Make test preparations.

Prepare data.
Prepare random datasets by data type. The following table describes the basic information of the datasets. Each dataset of the query table extracts 100 data records from the doc table.
Data type Number of dimensions Number of data records Value range
FLOAT 128 100,000 (0,1)
INT8 128 100,000 (-128,127)
BINARY 512 100,000 0/1

Configure parameters.

Search method	Parameter
Graph search	`proxima.hnsw.searcher.ef: 400` `proxima.hnsw.builder.efconstruction: 400` `proxima.hnsw.builder.max_neighbor_count: 100`
Hierarchical clustering search	`proxima.hc.builder.centroids_count: 2000` `proxima.hc.searcher.max_scan_count: 80000`
Satellite System Graph (SSG)	`proxima.hnsw.searcher.ef: 400` `proxima.hnsw.builder.efconstruction: 400` `proxima.hnsw.builder.max_neighbor_count: 100`
Graph clustering (GC)	`proxima.gc.builder.centroid_count: 1000` `proxima.gc.searcher.scan_ratio: 0.8`
Quantized clustering (QC)	`proxima.qc.builder.centroid_count: 1000` `proxima.qc.searcher.scan_ratio: 0.8`
Linear search	-

View test results.

The following table describes the test result when the data type is FLOAT and the distance measure type is SquaredEuclidean.
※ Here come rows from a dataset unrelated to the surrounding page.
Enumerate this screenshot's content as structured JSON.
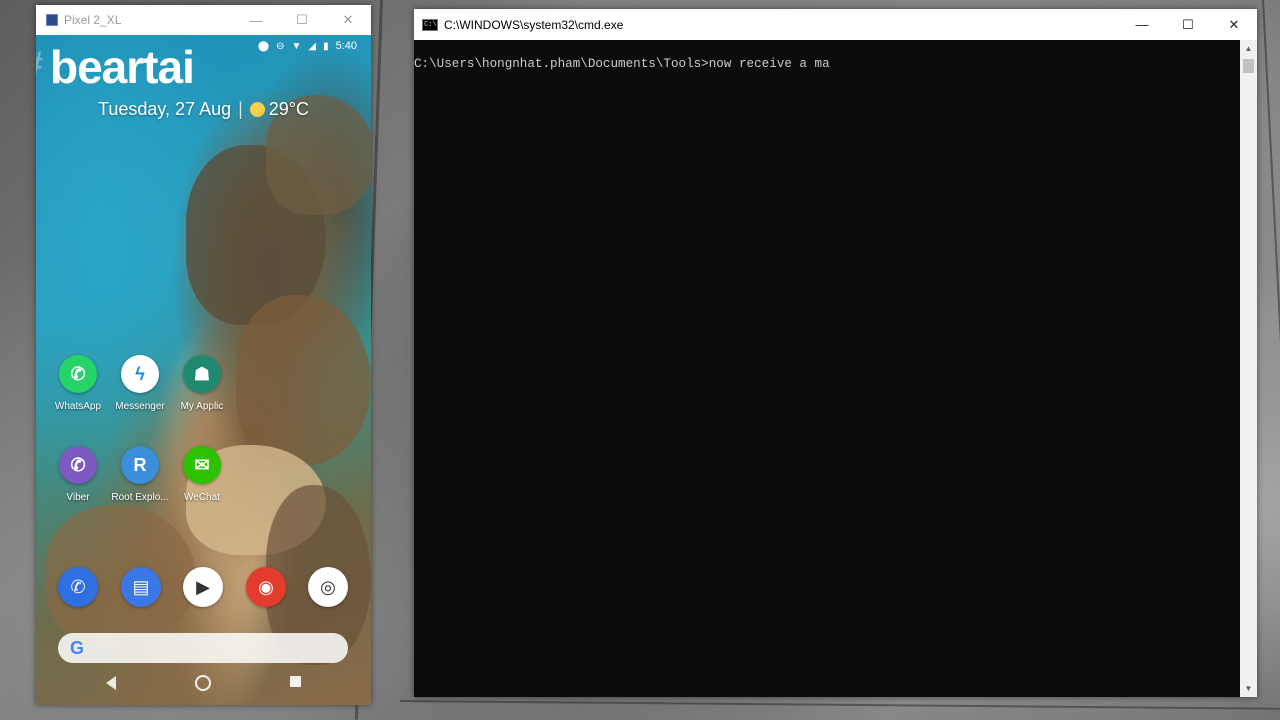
{
  "emulator": {
    "title": "Pixel 2_XL",
    "controls": {
      "minimize": "—",
      "maximize": "☐",
      "close": "✕"
    },
    "status": {
      "time": "5:40"
    },
    "brand": "beartai",
    "brand_hash": "#",
    "date": "Tuesday, 27 Aug",
    "separator": "|",
    "temperature": "29°C",
    "apps_row1": [
      {
        "label": "WhatsApp",
        "icon": "whatsapp-icon",
        "color": "#25d366",
        "glyph": "✆"
      },
      {
        "label": "Messenger",
        "icon": "messenger-icon",
        "color": "#ffffff",
        "glyph": "ϟ"
      },
      {
        "label": "My Applic",
        "icon": "android-icon",
        "color": "#1f8a70",
        "glyph": "☗"
      }
    ],
    "apps_row2": [
      {
        "label": "Viber",
        "icon": "viber-icon",
        "color": "#7d5ac1",
        "glyph": "✆"
      },
      {
        "label": "Root Explo...",
        "icon": "root-explorer-icon",
        "color": "#3a8fd8",
        "glyph": "R"
      },
      {
        "label": "WeChat",
        "icon": "wechat-icon",
        "color": "#2dc100",
        "glyph": "✉"
      }
    ],
    "dock": [
      {
        "icon": "phone-icon",
        "color": "#2f6fe0",
        "glyph": "✆"
      },
      {
        "icon": "messages-icon",
        "color": "#3b78e7",
        "glyph": "▤"
      },
      {
        "icon": "play-store-icon",
        "color": "#ffffff",
        "glyph": "▶"
      },
      {
        "icon": "chrome-icon",
        "color": "#e33b2e",
        "glyph": "◉"
      },
      {
        "icon": "camera-icon",
        "color": "#ffffff",
        "glyph": "◎"
      }
    ],
    "search_glyph": "G"
  },
  "cmd": {
    "title": "C:\\WINDOWS\\system32\\cmd.exe",
    "icon_text": "C:\\",
    "controls": {
      "minimize": "—",
      "maximize": "☐",
      "close": "✕"
    },
    "prompt_line": "C:\\Users\\hongnhat.pham\\Documents\\Tools>now receive a ma",
    "scroll": {
      "up": "▲",
      "down": "▼"
    }
  },
  "colors": {
    "cmd_bg": "#0c0c0c",
    "cmd_fg": "#cccccc"
  }
}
Search method	Recall rate of Proxima CE	Recall rate of the recall tool
Graph search	89.03%	88.62%
Hierarchical clustering search	98.91%	98.14%
Satellite System Graph (SSG)	96.00%	95.76%
Graph clustering (GC)	97.87%	97.64%
Quantized clustering (QC)	97.70%	97.77%
Linear search	100%	100%

The following table describes the test result when the data type is INT8 and the distance measure type is SquaredEuclidean.

Search method	Recall rate of Proxima CE	Recall rate of the recall tool
Graph search	89.89%	89.93%
Hierarchical clustering search	98.27%	97.69%
Satellite System Graph (SSG)	95.58%	95.75%
Graph clustering (GC)	97.72%	97.36%
Quantized clustering (QC)	97.68%	97.71%
Linear search	100%	100%

The following table describes the test result when the data type is BINARY and the distance measure type is Hamming.

Search method	Recall rate of Proxima CE	Recall rate of the recall tool
Graph search	85.33%	88.09%
Hierarchical clustering search	91.45%	95.27%
Satellite System Graph (SSG)	75.89%	77.83%
Graph clustering (GC)	90.01%	93.99%
Quantized clustering (QC)	90.51%	93.78%
Linear search	100%	100%

Analyze the results.
The recall result for each search method and data type of Proxima CE is similar to the recall result that is obtained by using the recall tool.

Data type	Number of dimensions	Number of data records	Value range
FLOAT	128	100,000	`(0,1)`
INT8	128	100,000	`(-128,127)`
BINARY	512	100,000	0/1